OUR food business of the week is Brighton’s takeaway and delivery pizzeria Pizzaface. Nick Mosley asks owner Bertie van der Beek about his 12 years producing toppings and dough to go.

Tell us a little about yourself

My name is Bertie van der Beek and am now the grand old age of 35. I grew up in a little village called Lacock in Wiltshire and moved to Brighton in 2005.

My partner Mariya Takeuchi – who is the manager of Boho Gelato in Pool Valley – and I are due to get married this year.

Keeping with the food theme, we actually met at a Brighton and Hove Food and Drink Festival event.

What is your restaurant called, where is it and when was it established?

Our first Pizzaface opened in Kemp Town in 2009. We now also have branches in Hove and Worthing.

Tell us about the food

We just try to make great pizza. We love bold flavours and think about what will complement them.

We have quite an extensive standard menu but always run with monthly seasonal specials which is where the fun lies. We love to team up with other local food businesses, either as long term suppliers or for one-off specials.

Once everyone has got back into the swing and all the restaurants are open we’d love to do some more of these collaborations, where other food businesses design a pizza and provide the toppings.

The Argus: Bertie checks out the fast food kitchens in PompeiiBertie checks out the fast food kitchens in Pompeii

How many on your team and who are they?

Across the sites we now have around 60 staff, many of whom have been with us for years.

How did the idea for your business come about?

I opened Pizzaface shortly after leaving university. Before that, I had worked as a chef for a few years at various places. I’d visited Italy quite a bit and loved the food. At uni I worked as a pizza delivery driver for one of the big chains and saw how busy they could be. So I just thought that if we did that but with a higher quality product, then it should be a great success.

How have you coped during the lockdown?

We were already geared towards takeaway so it was easy for us to adapt to the new restrictions. In Worthing we had to close the dine-in restaurant – along with the attached Boho Gelato – and we lost a whole years of bookings, weddings and events with our mobile pizza oven trailer.

A lot of overheads have gone up sharply but the VAT cut has been helpful in allowing the business to carry on operating.

A lot of businesses are in a precarious state at the moment – rents still need to be paid even when places weren’t allowed to open.

A continued VAT cut for hospitality going forward would be amazing for the industry and – I think – essential for many places to survive.

What would you like to tell people about your business?

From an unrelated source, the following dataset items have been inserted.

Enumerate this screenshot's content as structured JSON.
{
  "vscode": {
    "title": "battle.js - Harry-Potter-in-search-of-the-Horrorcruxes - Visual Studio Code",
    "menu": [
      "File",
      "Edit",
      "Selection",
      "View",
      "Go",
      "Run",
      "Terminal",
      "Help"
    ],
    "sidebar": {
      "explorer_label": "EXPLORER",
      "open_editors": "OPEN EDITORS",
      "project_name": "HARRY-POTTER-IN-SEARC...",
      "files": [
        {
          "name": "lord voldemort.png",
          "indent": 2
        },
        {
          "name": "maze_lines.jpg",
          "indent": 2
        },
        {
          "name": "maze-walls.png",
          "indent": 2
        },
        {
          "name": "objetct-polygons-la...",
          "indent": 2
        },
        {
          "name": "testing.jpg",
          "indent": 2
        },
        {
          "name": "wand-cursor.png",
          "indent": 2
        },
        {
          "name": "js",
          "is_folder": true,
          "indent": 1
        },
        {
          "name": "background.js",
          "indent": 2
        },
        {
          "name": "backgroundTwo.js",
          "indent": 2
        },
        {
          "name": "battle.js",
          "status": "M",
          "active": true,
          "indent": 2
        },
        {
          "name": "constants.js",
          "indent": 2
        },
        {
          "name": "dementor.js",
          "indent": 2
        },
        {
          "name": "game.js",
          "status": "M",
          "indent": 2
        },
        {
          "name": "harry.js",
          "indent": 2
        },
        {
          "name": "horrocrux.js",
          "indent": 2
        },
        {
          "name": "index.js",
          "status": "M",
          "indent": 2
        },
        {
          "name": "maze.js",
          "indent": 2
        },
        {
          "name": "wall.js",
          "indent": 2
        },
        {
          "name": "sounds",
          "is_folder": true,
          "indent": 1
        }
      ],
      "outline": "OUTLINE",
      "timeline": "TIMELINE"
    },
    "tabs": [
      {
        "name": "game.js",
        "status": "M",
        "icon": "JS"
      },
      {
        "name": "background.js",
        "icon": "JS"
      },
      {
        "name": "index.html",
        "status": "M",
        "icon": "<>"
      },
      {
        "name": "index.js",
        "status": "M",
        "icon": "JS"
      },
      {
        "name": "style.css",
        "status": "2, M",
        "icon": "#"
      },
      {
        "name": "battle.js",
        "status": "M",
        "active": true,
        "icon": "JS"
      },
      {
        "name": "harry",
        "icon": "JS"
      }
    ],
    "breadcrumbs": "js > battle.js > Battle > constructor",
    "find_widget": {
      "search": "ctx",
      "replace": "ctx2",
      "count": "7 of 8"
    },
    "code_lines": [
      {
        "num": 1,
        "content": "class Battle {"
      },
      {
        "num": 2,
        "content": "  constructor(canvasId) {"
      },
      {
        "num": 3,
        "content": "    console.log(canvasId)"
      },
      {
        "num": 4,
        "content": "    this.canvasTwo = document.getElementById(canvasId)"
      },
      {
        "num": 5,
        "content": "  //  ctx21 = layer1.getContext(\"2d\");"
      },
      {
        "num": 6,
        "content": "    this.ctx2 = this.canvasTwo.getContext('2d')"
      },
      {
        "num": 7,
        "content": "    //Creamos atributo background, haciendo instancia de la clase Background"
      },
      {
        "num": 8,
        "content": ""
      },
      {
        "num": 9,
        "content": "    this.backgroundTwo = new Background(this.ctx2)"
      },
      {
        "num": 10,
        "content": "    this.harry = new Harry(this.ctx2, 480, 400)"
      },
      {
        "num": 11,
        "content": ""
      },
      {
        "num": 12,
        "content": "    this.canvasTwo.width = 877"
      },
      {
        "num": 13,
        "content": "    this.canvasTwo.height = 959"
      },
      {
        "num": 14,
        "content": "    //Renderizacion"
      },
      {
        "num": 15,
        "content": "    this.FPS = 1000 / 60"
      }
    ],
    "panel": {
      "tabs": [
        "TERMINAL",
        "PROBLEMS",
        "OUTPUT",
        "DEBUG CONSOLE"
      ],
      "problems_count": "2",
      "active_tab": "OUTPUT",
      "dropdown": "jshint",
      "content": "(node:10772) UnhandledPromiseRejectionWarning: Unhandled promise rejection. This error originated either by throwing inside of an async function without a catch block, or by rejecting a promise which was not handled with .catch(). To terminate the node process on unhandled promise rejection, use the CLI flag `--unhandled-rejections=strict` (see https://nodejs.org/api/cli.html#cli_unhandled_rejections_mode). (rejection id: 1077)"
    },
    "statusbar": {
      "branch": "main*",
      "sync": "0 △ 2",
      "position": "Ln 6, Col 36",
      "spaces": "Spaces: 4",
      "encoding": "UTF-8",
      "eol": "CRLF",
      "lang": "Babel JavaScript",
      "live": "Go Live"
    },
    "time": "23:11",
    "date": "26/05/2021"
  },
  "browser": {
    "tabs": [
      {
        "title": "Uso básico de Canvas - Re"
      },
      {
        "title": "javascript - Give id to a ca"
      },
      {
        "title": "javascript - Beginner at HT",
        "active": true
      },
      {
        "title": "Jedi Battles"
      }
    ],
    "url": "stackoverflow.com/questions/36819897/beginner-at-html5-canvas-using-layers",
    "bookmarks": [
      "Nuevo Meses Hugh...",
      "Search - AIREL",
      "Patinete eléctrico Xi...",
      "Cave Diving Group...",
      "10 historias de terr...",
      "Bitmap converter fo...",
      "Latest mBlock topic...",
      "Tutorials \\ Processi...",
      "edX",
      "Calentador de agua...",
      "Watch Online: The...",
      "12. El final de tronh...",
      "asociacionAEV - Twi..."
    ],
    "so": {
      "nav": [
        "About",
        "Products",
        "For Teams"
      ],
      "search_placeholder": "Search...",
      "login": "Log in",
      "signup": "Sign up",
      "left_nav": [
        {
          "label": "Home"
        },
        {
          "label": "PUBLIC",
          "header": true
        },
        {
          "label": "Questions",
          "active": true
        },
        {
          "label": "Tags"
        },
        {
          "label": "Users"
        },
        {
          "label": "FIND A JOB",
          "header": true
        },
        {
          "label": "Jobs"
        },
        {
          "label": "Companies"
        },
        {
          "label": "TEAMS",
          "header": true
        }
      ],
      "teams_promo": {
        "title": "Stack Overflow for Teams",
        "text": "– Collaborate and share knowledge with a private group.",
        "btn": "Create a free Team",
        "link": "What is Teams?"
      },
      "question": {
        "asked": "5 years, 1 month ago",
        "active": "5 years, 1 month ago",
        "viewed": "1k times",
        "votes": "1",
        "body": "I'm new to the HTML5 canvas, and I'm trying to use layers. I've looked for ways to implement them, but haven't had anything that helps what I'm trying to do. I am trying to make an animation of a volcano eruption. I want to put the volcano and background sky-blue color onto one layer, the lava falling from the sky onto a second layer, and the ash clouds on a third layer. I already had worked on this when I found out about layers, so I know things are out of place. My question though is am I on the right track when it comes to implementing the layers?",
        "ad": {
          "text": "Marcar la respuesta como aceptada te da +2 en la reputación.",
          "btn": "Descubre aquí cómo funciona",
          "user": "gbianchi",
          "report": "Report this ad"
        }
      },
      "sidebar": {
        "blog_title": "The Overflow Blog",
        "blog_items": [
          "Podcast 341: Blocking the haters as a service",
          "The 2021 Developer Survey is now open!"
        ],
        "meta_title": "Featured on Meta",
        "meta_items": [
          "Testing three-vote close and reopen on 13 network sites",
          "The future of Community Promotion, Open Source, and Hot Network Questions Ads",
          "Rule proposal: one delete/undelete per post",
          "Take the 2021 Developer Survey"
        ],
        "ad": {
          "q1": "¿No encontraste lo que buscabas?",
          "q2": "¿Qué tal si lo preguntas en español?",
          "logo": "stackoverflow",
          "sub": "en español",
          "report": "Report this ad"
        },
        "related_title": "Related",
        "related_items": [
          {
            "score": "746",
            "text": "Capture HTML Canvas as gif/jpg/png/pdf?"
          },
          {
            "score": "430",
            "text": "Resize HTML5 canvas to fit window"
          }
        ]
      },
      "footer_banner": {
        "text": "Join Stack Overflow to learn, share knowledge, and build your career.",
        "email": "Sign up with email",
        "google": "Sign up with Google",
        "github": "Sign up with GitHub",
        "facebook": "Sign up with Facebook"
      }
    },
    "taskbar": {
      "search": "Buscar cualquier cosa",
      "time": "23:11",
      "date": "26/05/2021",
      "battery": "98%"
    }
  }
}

We have been going for over a decade but every year feels like a new challenge, the last two especially.

I love being in Brighton as there are always new food and drink places to try. As a business we have to ensure we keep improving – the pizza scene certainly seems to be flourishing right now. You certainly can’t rest on your laurels or you’ll swept away.

What are your plans/hopes for the future?

I always plan to take the next year easy but that never seems to happen. It’s hard to say no to great opportunities.

This month we are opening up at Level1 in Worthing alongside a Bison Beer bar and other local food vendors.

The offering is similar to Sea Lanes in Brighton.

It’s an incredible location with great views over the ocean and with a loads of outdoor space which is clearly a benefit with the current situation. I’ve also just finished building a new wood-fired pizza oven that will be going into a new trailer.

Anything else you’d like to tell us?

Our current pizza special uses crickets as a topping.

It might seem strange but they are actually eaten widely across the world. High in protein, they are far more sustainable than other meats, I can see insects becoming a much more common part of our diet.

We toss them with smoked paprika, chipotle chilli and our own Pizzaface hot sauce. They have subtle nutty flavour and the texture of crispy shallots.